Single member LLCs, meaning it’s just you running your business, are treated like sole proprietorships by the IRS. This means that any profits or losses your LLC experiences, will pass-through to you as the single owner. All you have to do is file a Schedule C, which reports profits or loss from your business, with your personal tax return (IRS Form 1040). It should be noted that an LLC can elect to be taxed as a corporation under Subchapter C, by filing IRS Form 8832 (Entity Classification Election), or as a corporation under Subchapter S by filing IRS Form 2553 (Election by a Small Business Corporation).
What if my LLC has more than one member?
As with a single member LLC, the IRS will view your multi-member LLC as a partnership. The LLC will retain it’s pass-through tax status, with a few wrinkles with regards to paperwork. Instead of one member filing a 1040, instead each member will have to file a Return of Partnership Income form (IRS Form 1065). This document lets the IRS check and make sure each owner is reporting their income properly. Beyond that, each LLC owner will attach a Schedule K-1 (Partner’s Share of Income, Deductions, Credits, etc.) to their Form 1040. This form shows the IRS each member’s share of the LLC’s profits and losses.
Here’s a tip: If your LLC is going to have more than one member, it would be a good idea to draw up a simple operating agreement. Most states don’t require an LLC to have one, but with so many cooks in the kitchen, you’ll want clear documentation with regards to ownership percentage, voting rights, distribution of profits and losses, as well as rules for buying out a member. You won’t be require to file the agreement, but it should be signed by each member and kept with the LLC’s important documents.
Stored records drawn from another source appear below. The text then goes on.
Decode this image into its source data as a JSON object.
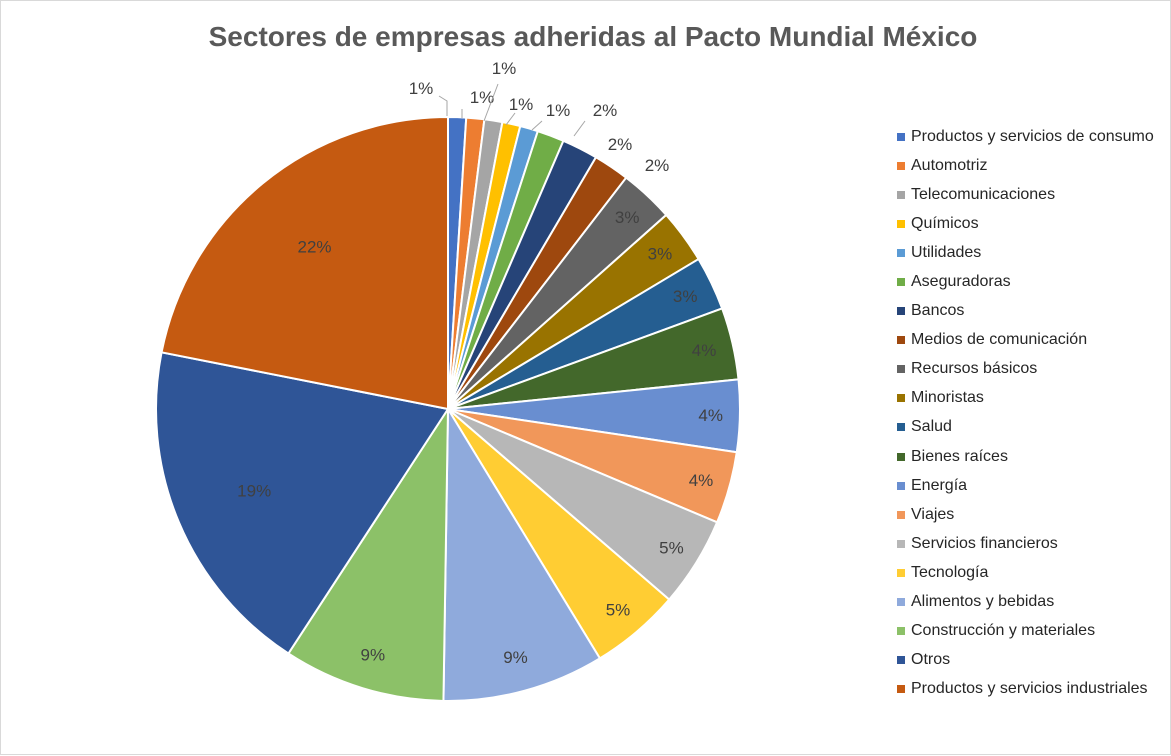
{
  "chart_data": {
    "type": "pie",
    "title": "Sectores de empresas adheridas al Pacto Mundial México",
    "legend_position": "right",
    "start_angle_deg": 0,
    "direction": "clockwise",
    "slices": [
      {
        "name": "Productos y servicios de consumo",
        "value": 1,
        "label": "1%",
        "color": "#4472C4"
      },
      {
        "name": "Automotriz",
        "value": 1,
        "label": "1%",
        "color": "#ED7D31"
      },
      {
        "name": "Telecomunicaciones",
        "value": 1,
        "label": "1%",
        "color": "#A5A5A5"
      },
      {
        "name": "Químicos",
        "value": 1,
        "label": "1%",
        "color": "#FFC000"
      },
      {
        "name": "Utilidades",
        "value": 1,
        "label": "1%",
        "color": "#5B9BD5"
      },
      {
        "name": "Aseguradoras",
        "value": 1.5,
        "label": "2%",
        "color": "#70AD47"
      },
      {
        "name": "Bancos",
        "value": 2,
        "label": "2%",
        "color": "#264478"
      },
      {
        "name": "Medios de comunicación",
        "value": 2,
        "label": "2%",
        "color": "#9E480E"
      },
      {
        "name": "Recursos básicos",
        "value": 3,
        "label": "3%",
        "color": "#636363"
      },
      {
        "name": "Minoristas",
        "value": 3,
        "label": "3%",
        "color": "#997300"
      },
      {
        "name": "Salud",
        "value": 3,
        "label": "3%",
        "color": "#255E91"
      },
      {
        "name": "Bienes raíces",
        "value": 4,
        "label": "4%",
        "color": "#43682B"
      },
      {
        "name": "Energía",
        "value": 4,
        "label": "4%",
        "color": "#698ED0"
      },
      {
        "name": "Viajes",
        "value": 4,
        "label": "4%",
        "color": "#F1975A"
      },
      {
        "name": "Servicios financieros",
        "value": 5,
        "label": "5%",
        "color": "#B7B7B7"
      },
      {
        "name": "Tecnología",
        "value": 5,
        "label": "5%",
        "color": "#FFCD33"
      },
      {
        "name": "Alimentos y bebidas",
        "value": 9,
        "label": "9%",
        "color": "#8FAADC"
      },
      {
        "name": "Construcción y materiales",
        "value": 9,
        "label": "9%",
        "color": "#8CC168"
      },
      {
        "name": "Otros",
        "value": 19,
        "label": "19%",
        "color": "#2F5597"
      },
      {
        "name": "Productos y servicios industriales",
        "value": 22,
        "label": "22%",
        "color": "#C55A11"
      }
    ]
  }
}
Beyond the basic information you’ll also need:
• payroll documents
• bank and credit card statements
• accounting documents
• partnership agreements
• depreciation schedules
• gross receipts
• checking and savings account interest
What tax forms do I need to file?
Corporations: Form 83-105
Partnerships: Form 80-105
LLCs: Form 80-105
What are the Mississippi corporate net income tax rates?
$10,000 + 5%
What are the Mississippi personal net income tax rates?
$10,000 + 5%
What is the average Mississippi sales tax rate?
7%. The Tax Foundation ranks Mississippi 34th in average sales tax, which means it ranks better than the neighboring states of Louisiana, Alabama, and Tennessee.
When are my taxes due?
Corporate income and franchise tax returns are due by March 15 (or by the 15th day of the 3rd month following the end of the taxable year for fiscal year filers) for calendar filers.
What if I need an extension?
Mississippi offers a 6-month business extension, which moves the filing deadline to September 15 (for calendar year filers). There is no Mississippi extension application to submit unless you owe Mississippi tax, in which case you can file and pay your extension using Form 83-180.